“Yes,” replied his host immediately, glad to be able to open his mouth and speak of something else; “my gardens there work miracles, and also my gardeners. Every day new flowers and fruit arrive.”
“Oh, you must be very happy about it, Maria,” observed Flaminia, with a good-natured smile on her lips.
“Oh, most happy,” she murmured.
“You ought to love La Lama, Donna Maria,” remarked Francesco Serlupi, in an endeavour to mend matters; “it is some time since you were there?”
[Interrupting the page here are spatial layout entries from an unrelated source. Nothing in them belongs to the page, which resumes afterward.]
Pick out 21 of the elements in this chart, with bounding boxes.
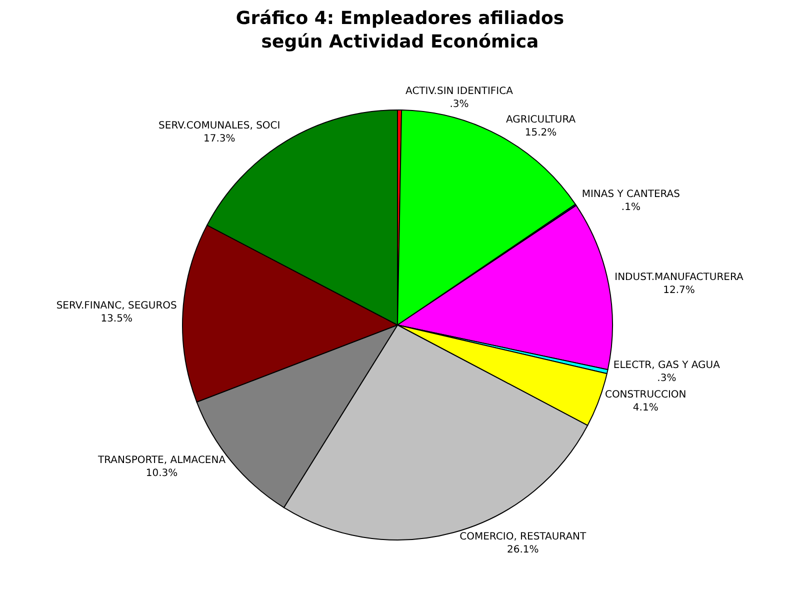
data-label: .3% bbox=[657, 373, 676, 384]
data-label: 13.5% bbox=[100, 313, 132, 324]
slice-label: ACTIV.SIN IDENTIFICA bbox=[406, 86, 514, 98]
slice-label: INDUST.MANUFACTURERA bbox=[614, 272, 744, 283]
slice-label: COMERCIO, RESTAURANT bbox=[460, 532, 588, 543]
slice-label: SERV.FINANC, SEGUROS bbox=[56, 300, 177, 312]
chart-title: Gráfico 4: Empleadores afiliados según Actividad Económica bbox=[236, 8, 564, 52]
data-label: 12.7% bbox=[663, 284, 695, 296]
data-label: 26.1% bbox=[506, 544, 539, 556]
slice-label: MINAS Y CANTERAS bbox=[582, 189, 680, 200]
data-label: 10.3% bbox=[146, 468, 178, 479]
data-label: 4.1% bbox=[632, 402, 658, 414]
data-label: .1% bbox=[621, 202, 640, 214]
slice-label: AGRICULTURA bbox=[506, 114, 576, 126]
slice-label: SERV.COMUNALES, SOCI bbox=[158, 120, 280, 132]
data-label: 15.2% bbox=[524, 128, 557, 139]
slice-label: TRANSPORTE, ALMACENA bbox=[97, 454, 226, 466]
data-label: .3% bbox=[450, 99, 469, 110]
slice-label: ELECTR, GAS Y AGUA bbox=[613, 360, 720, 372]
slice-label: CONSTRUCCION bbox=[604, 390, 686, 401]
data-label: 17.3% bbox=[203, 133, 236, 144]
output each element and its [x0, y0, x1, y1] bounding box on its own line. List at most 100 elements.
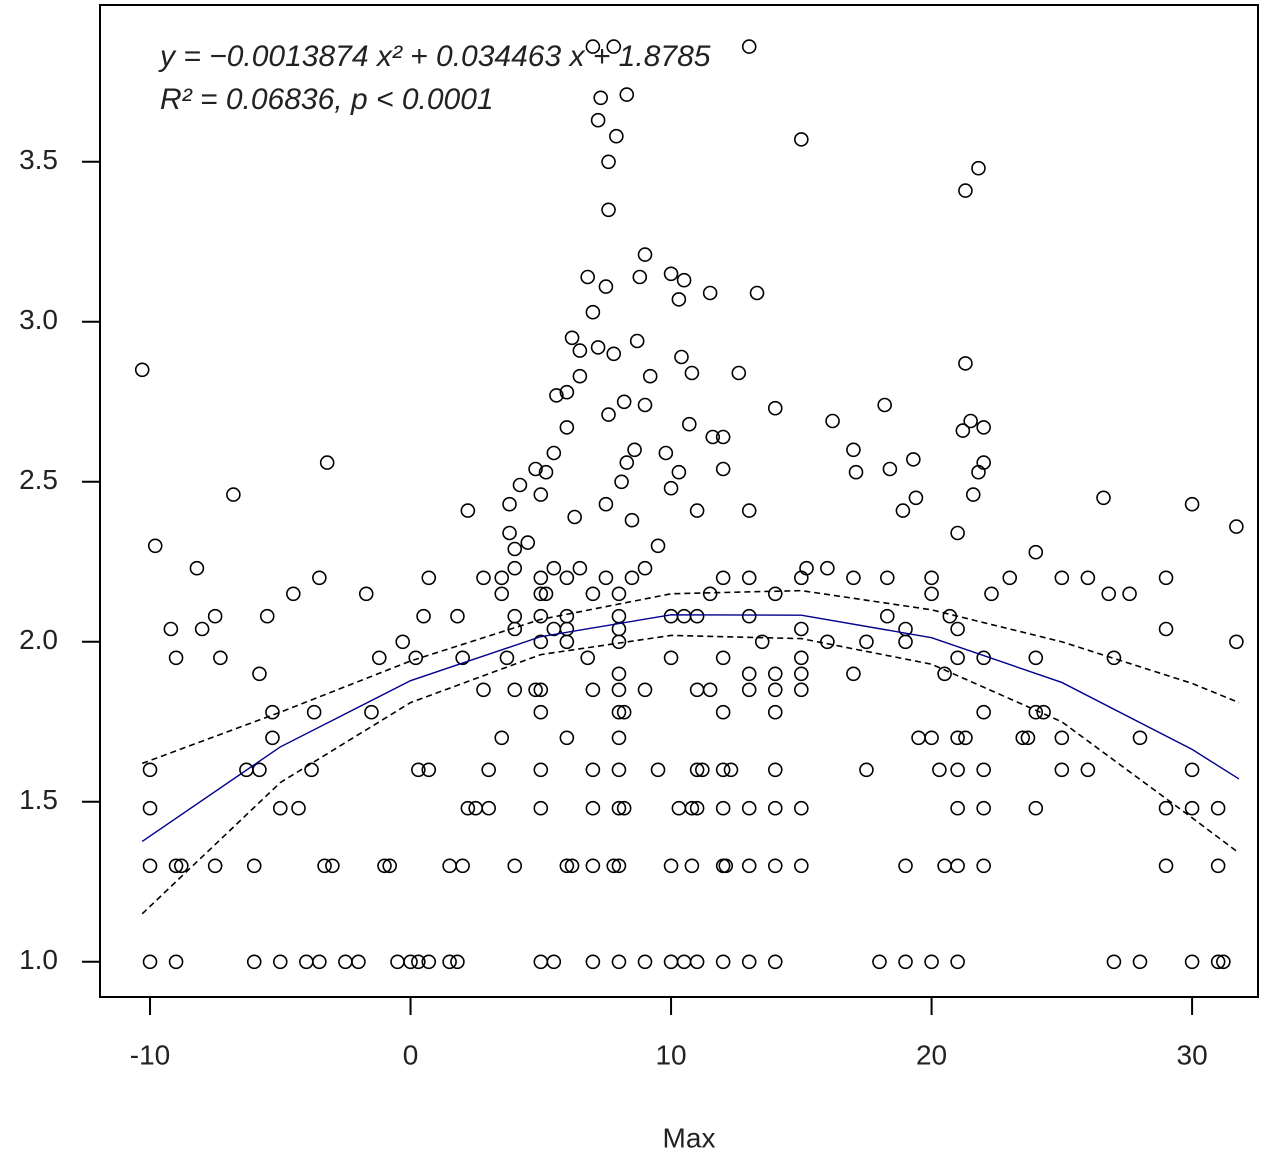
point [421, 762, 437, 778]
point [512, 477, 528, 493]
point [1028, 544, 1044, 560]
equation: y = −0.0013874 x² + 0.034463 x + 1.8785 [158, 40, 711, 73]
y-tick-label: 2.5 [19, 464, 58, 495]
point [642, 368, 658, 384]
point [533, 762, 549, 778]
point [559, 608, 575, 624]
point [950, 800, 965, 816]
point [619, 455, 635, 470]
point [955, 423, 971, 438]
point [937, 666, 952, 682]
point [702, 682, 718, 698]
point [898, 858, 913, 874]
point [411, 954, 426, 970]
point [1036, 704, 1051, 720]
point [1054, 762, 1070, 778]
point [494, 570, 510, 586]
point [767, 586, 783, 602]
point [932, 762, 947, 778]
point [976, 800, 991, 816]
point [609, 128, 624, 144]
confidence-line [141, 634, 1240, 915]
point [455, 858, 470, 874]
point [705, 429, 721, 445]
point [559, 420, 575, 435]
point [312, 954, 327, 970]
point [767, 800, 783, 816]
point [601, 407, 616, 422]
point [611, 586, 627, 602]
point [173, 858, 189, 874]
point [351, 954, 366, 970]
point [976, 858, 991, 874]
point [533, 487, 549, 502]
y-tick-label: 1.0 [19, 944, 58, 975]
point [564, 330, 580, 346]
point [455, 650, 470, 666]
point [546, 560, 562, 576]
point [306, 704, 322, 720]
point [1158, 570, 1174, 586]
point [689, 800, 705, 816]
point [538, 464, 554, 480]
point [859, 762, 874, 778]
point [702, 586, 718, 602]
point [741, 682, 757, 698]
point [872, 954, 887, 970]
point [585, 762, 601, 778]
point [1210, 954, 1226, 970]
point [499, 650, 515, 666]
point [147, 538, 163, 554]
point [371, 650, 387, 666]
y-tick-label: 1.5 [19, 784, 58, 815]
point [1101, 586, 1117, 602]
point [1229, 634, 1244, 650]
y-tick-label: 3.0 [19, 304, 58, 335]
point [213, 650, 228, 666]
point [598, 570, 614, 586]
point [616, 800, 632, 816]
point [142, 858, 158, 874]
point [619, 87, 635, 102]
point [1184, 800, 1200, 816]
point [611, 800, 627, 816]
point [741, 39, 757, 54]
point [799, 560, 814, 576]
point [1054, 730, 1070, 746]
point [533, 586, 549, 602]
point [976, 420, 991, 435]
point [1132, 730, 1148, 746]
point [650, 538, 666, 554]
point [265, 730, 280, 746]
point [624, 570, 640, 586]
point [494, 586, 510, 602]
point [611, 666, 627, 682]
point [246, 858, 262, 874]
point [924, 954, 939, 970]
point [559, 730, 575, 746]
point [695, 762, 710, 778]
point [976, 762, 991, 778]
point [731, 365, 747, 381]
point [767, 858, 783, 874]
point [958, 356, 973, 371]
point [325, 858, 340, 874]
point [898, 954, 913, 970]
point [689, 503, 705, 518]
point [572, 560, 588, 576]
point [637, 954, 653, 970]
point [585, 586, 601, 602]
fit-line [141, 614, 1240, 843]
point [1158, 800, 1174, 816]
point [689, 954, 705, 970]
point [614, 474, 629, 490]
point [715, 650, 731, 666]
point [421, 954, 437, 970]
point [684, 365, 700, 381]
point [142, 762, 158, 778]
point [194, 621, 210, 637]
point [538, 586, 554, 602]
point [606, 858, 622, 874]
point [624, 512, 640, 528]
point [663, 266, 679, 282]
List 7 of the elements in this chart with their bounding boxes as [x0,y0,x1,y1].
But the question was put in a low voice, besides, the dinner was finished, so his hostess rose suddenly without replying to this latest piece of stupidity, and leaning on the arm of Senator Fabio Guasco the other guests followed her, Flaminia Colonna on the arm of Emilio, Gianni Provana, Francesco Serlupi, and Mario Colonna in a group.
“However did it come into your head?” said Gianni Provana to Serlupi, keeping him back a little with Mario Colonna. “No one will ask you to dinner, my dear friend, if you start breaking the dishes in your host’s face at dessert.”
“You are right; I am a proper stupid,” Serlupi declared, as they crossed the two or three rooms before the drawing-room, “I shall go away at once; I can’t stop here.”
“Worse and worse,” observed Colonna; “stop a moment or two longer.”
“You are going away with Donna Flaminia, aren’t you?”
“Yes, we can’t possibly stay. We are going to Madame Takuhira’s last reception at the Japanese Legation.”